6355756-fake-stampContacts at BaFIN I met last week described negotiations being conducted within the European Parliament, which frankly mean far more work for regulatory compliance, than expected. EMIR II, i.e. a revised and extended version of the European Market Infrastructure Regulation, is already being formulated between the EU Commission under Patrick Pearson, and European Council and the European Parliament, with expert input from ESMA. At my meeting they said that Steven Maijoor, chairman of the European Securities and Markets Authority (ESMA) met with other regulators in The Hague after he delivered a speech as part of an EMIR conference. Among those participating in the discussions were Sharon Bowles, chairwoman of the influential European Parliament Committee on Economic and Monetary Affairs (ECON), Werner Langen, rapporteur of the original EMIR as well as Michel Barnier, European Commissioner for Internal Markets and Services. The discussion is said to have been initiated as frustration is growing about more and more delays as well as dilutions of the originally intended regulations. During these discussions a rough framework has been hammered out that should revise and extend a number of provisions currently being implemented across the globe. Ideas for EMIR II will include:

  • The exemption for non-financial counterparties will be dropped, they will not be handled differently from financial counterparties anymore – this would mean clearing would become mandatory for corporates
  • The 3 year exemption for pension funds will be terminated early, and instead they will also be included in mandatory clearing
  • Clearing of FX swaps and forwards will become mandatory – clearing houses will be coerced to offer this, along with a JV involving CLS Bank
  • A closer alignment with Dodd Frank is envisaged to ensure clear guidance on extraterritoriality and to guarantee substituted compliance.

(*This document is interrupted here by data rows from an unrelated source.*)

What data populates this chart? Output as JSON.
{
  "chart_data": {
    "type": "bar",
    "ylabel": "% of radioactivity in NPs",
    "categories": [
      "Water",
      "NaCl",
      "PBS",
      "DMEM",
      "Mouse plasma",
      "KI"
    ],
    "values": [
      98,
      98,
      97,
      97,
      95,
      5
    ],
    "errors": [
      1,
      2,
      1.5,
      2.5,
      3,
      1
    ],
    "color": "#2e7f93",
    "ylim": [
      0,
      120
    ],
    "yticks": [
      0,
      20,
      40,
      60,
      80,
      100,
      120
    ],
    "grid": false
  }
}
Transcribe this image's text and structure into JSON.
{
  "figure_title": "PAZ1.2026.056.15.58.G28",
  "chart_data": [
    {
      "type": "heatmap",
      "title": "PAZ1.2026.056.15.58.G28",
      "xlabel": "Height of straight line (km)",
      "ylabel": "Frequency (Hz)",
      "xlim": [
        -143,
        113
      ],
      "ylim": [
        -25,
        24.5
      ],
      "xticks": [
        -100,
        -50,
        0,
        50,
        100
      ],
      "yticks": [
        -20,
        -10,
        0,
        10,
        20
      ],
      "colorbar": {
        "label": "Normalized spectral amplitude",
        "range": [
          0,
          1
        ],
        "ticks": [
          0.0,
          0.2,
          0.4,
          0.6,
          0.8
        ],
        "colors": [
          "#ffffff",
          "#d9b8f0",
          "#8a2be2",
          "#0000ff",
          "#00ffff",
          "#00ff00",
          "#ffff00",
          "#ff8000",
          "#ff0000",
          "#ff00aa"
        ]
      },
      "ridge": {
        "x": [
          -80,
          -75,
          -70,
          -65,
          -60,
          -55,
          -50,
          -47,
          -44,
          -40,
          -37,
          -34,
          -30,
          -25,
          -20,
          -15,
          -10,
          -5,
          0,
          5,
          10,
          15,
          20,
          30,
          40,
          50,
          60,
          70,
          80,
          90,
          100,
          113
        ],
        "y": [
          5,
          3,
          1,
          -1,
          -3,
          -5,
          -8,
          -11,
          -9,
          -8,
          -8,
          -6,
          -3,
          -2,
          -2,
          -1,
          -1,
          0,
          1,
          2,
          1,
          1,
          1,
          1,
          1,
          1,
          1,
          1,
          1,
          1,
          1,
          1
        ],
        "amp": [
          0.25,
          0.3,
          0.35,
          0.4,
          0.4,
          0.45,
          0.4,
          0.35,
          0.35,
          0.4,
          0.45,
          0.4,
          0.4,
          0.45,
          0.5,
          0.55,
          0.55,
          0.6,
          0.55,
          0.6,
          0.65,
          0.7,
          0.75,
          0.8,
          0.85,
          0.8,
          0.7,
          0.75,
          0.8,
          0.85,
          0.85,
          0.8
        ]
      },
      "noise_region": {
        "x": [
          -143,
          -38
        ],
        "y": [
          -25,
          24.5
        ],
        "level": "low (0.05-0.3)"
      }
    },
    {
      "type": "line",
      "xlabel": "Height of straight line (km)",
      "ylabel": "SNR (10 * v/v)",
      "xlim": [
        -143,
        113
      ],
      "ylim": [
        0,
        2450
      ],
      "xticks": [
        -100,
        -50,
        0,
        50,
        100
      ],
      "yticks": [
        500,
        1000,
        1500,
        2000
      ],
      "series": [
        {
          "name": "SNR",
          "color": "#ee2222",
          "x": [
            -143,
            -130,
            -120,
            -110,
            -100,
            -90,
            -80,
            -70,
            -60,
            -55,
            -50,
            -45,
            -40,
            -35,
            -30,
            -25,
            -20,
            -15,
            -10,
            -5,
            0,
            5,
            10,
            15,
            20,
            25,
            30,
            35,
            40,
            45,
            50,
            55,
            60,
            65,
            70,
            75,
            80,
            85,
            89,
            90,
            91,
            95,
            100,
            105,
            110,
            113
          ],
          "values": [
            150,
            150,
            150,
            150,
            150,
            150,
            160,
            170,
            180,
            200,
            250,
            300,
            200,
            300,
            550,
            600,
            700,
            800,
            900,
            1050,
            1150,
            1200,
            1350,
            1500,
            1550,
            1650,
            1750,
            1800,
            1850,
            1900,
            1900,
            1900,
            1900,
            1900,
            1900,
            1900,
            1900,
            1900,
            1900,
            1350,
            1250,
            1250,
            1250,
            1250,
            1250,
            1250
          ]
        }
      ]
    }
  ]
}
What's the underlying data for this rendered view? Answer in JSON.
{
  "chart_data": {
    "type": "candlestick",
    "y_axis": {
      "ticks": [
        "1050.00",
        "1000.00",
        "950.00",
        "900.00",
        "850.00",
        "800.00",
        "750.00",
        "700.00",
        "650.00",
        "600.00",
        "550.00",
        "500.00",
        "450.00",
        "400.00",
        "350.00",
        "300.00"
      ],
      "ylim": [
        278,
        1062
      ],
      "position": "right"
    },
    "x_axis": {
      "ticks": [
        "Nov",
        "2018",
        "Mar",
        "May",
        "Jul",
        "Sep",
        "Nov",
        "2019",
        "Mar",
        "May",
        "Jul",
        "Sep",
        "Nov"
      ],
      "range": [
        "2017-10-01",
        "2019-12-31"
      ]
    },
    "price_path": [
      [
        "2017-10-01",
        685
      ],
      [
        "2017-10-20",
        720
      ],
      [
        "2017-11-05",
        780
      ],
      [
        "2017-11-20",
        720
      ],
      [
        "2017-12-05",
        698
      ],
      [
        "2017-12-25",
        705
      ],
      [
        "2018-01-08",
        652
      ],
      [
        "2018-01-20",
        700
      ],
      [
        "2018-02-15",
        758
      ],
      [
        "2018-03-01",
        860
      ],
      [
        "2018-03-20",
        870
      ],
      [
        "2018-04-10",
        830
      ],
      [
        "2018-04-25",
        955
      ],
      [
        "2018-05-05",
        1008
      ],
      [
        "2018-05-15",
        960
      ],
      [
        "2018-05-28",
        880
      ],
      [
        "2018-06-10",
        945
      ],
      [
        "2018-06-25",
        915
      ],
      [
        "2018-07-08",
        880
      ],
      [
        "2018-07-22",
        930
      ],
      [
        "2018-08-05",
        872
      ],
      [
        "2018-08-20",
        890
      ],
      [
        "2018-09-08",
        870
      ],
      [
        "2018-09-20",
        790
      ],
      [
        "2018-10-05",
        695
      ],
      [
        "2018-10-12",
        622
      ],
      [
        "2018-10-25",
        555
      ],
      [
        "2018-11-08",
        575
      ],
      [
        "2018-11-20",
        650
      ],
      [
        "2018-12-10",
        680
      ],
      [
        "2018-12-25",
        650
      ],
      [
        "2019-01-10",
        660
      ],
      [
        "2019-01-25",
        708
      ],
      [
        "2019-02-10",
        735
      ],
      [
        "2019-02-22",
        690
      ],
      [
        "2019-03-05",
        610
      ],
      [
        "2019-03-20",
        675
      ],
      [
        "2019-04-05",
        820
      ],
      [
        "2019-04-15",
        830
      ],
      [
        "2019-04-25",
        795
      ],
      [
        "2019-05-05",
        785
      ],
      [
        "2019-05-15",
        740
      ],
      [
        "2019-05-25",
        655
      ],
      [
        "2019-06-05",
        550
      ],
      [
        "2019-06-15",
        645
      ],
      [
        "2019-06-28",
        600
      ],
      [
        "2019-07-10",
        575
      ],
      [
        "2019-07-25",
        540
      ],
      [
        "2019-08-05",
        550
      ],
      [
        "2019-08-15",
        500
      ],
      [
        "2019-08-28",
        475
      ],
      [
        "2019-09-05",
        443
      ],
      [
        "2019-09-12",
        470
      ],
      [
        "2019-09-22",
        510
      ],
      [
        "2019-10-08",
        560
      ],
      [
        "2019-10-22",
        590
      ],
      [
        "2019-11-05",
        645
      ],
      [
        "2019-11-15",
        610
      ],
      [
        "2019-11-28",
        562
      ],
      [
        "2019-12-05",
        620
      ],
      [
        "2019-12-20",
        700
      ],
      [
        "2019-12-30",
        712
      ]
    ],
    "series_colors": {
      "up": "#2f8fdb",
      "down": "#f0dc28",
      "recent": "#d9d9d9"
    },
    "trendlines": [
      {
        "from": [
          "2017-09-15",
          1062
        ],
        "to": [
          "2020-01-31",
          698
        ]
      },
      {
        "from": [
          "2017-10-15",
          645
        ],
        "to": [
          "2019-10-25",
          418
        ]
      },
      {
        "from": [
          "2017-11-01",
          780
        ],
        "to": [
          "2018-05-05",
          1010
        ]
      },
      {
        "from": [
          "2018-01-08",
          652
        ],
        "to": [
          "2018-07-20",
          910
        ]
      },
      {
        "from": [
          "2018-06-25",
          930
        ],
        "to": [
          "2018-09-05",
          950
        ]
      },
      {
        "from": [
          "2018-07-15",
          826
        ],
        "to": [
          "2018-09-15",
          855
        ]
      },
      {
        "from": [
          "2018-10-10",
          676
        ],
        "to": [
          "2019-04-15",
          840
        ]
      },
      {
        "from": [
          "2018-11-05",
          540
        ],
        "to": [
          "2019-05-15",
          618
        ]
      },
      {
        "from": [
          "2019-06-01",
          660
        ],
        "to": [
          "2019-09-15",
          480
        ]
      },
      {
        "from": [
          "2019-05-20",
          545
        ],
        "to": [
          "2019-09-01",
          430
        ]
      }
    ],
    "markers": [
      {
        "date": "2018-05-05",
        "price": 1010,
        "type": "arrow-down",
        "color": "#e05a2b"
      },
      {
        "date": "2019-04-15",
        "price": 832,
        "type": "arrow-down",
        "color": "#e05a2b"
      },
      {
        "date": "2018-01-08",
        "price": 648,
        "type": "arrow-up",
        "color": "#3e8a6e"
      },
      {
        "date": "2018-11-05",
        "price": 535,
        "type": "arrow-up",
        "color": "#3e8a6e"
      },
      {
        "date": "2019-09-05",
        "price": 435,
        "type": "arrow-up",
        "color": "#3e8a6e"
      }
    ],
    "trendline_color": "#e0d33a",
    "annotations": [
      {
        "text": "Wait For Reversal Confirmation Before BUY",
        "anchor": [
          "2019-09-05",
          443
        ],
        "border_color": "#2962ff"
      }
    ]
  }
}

  • EMIR 2 will be expected to apply to any non-European party trading into the EU geography, therefore including most of Asia, the US and Middle East in EMIR 2 compliance.
  • Direct trade reporting of all derivatives trades to ESMA instead of trade repositories as well as outsourcing of the analysis of the data to an offshore centre.

As yet it is unclear if these considerations will find their way into the trilogue process already before finalisation of the implementation of EMIR. It is expected that a first official statement will be issued within a few weeks.